Как? Что сделать, чтобы спасти Алекса? Ведь даже если дядя прибудет сюда через неделю или через три дня, все равно будет поздно. Не исключено, что после смерти офицеров с «Глории» полковник выполнит свою угрозу и Дороти последует за Алексом.
– Тебе его жалко? – спросила Регина. Теперь Дороти была убеждена, что госпожа нарочно дразнит ее, ибо ей доставляют радость страдания Дороти.
– Да, мне его очень жалко, – сказала Дороти. – Я отдала бы все мои драгоценности, чтобы спасти их…
– У тебя есть драгоценности? Откуда? Ты же нищенка! – Регина насторожилась. Зря ты, Дороти, так легкомысленно заговорила с хозяйкой. Она же насторожена, как птица.
– У меня их немного…
– Вранье! Ты была голой на корабле. А потом у тебя появилось серебряное зеркало, я видела его…
– Это не зеркало… оно не отражает.
– Знаю, – ответила Регина. – Иначе бы я его у тебя отобрала. Тебе не положено иметь такое зеркало. Но я тебе должна сказать, что, когда полковник отрубит тебе голову, мне все равно достанутся и твое зеркало, и твои рубины, которые ты так неосторожно зашила в дно своей шанской сумки.
И Регина счастливо засмеялась.
– Кстати, – сказала она, насладившись растерянностью Дороти, – там уже нет никаких рубинов, потому что тебе не положено иметь рубины!

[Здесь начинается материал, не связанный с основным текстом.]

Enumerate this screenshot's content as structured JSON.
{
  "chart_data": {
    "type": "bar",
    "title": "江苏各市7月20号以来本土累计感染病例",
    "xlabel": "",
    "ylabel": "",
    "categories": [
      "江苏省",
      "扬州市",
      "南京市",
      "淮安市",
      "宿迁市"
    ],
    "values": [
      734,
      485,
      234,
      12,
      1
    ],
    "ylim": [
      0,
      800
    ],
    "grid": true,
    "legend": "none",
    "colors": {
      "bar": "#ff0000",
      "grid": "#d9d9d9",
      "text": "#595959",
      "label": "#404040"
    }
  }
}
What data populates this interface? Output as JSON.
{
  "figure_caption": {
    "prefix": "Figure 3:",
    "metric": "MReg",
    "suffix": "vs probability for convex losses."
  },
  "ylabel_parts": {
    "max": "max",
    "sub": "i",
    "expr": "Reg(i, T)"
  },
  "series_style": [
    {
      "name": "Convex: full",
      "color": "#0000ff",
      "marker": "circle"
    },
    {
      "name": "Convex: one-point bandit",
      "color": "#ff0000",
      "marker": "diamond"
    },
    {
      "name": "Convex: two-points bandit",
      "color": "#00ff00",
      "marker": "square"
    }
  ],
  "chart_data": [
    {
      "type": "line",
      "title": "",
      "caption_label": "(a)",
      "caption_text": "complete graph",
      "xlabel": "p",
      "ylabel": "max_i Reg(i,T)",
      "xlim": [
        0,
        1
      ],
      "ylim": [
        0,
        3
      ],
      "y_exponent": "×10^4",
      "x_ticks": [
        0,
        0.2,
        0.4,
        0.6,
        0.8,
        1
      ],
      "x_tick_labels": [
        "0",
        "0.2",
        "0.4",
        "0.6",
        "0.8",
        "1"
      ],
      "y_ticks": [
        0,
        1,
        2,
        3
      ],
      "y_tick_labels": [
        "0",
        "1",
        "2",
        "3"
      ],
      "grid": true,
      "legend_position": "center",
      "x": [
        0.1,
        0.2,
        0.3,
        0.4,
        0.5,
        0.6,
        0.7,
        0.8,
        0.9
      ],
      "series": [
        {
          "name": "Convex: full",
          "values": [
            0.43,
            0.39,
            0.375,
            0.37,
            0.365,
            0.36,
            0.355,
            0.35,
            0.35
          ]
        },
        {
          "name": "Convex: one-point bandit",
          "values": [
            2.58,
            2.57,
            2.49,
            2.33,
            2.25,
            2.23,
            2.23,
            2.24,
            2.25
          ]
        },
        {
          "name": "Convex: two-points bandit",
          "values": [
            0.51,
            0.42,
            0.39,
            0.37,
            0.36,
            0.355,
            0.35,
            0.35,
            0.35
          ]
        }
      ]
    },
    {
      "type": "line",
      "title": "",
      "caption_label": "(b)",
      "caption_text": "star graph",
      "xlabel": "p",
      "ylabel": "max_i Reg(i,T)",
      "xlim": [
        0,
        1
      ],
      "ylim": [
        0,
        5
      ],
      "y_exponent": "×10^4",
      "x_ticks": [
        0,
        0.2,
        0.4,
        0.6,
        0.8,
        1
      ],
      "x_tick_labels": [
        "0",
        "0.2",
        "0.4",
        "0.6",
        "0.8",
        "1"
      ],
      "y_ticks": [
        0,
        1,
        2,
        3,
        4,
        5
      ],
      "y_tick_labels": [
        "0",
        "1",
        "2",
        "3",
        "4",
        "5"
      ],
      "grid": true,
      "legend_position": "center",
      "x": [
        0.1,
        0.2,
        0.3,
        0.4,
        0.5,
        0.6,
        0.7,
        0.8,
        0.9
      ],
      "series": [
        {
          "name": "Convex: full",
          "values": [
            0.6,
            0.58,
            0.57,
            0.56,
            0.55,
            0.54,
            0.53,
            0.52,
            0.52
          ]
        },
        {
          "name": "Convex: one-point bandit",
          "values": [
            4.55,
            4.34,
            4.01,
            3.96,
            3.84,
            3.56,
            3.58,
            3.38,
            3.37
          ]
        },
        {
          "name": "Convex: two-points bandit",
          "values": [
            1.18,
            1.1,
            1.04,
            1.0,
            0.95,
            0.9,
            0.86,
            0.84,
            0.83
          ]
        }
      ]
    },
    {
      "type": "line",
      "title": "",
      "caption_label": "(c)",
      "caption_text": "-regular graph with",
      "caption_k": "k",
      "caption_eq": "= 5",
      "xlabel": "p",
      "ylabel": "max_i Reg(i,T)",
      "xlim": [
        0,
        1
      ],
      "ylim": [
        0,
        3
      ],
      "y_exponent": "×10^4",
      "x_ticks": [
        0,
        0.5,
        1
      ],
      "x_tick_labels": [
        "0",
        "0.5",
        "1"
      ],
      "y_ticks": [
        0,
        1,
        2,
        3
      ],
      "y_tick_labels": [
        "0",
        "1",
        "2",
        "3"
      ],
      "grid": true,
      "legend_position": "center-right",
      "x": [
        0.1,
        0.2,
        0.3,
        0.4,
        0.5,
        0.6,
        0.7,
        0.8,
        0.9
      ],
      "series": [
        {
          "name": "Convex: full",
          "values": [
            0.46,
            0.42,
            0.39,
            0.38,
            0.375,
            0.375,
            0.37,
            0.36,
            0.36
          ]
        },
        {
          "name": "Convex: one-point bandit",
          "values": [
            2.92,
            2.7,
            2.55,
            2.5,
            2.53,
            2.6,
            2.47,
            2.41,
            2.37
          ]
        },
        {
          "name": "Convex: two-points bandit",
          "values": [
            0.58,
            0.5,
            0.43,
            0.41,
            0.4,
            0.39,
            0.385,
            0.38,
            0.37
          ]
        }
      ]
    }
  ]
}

Регина поднялась, отобрала гребень у обомлевшей Дороти и сказала, отступая в угол комнаты:
– А теперь уходи отсюда. И предупреждаю, что у меня есть пистолет.
– Куда уходить?
– На улицу! Иди полюбуйся, как будут вешать твоих дружков. – Хозяйка была нарочито груба, она хотела вывести Дороти из себя.
«Не поддавайся, она нарочно, – уговаривала себя Дороти, – она хочет, чтобы я сорвалась…»
– Уходи! – визгливо повторила Регина.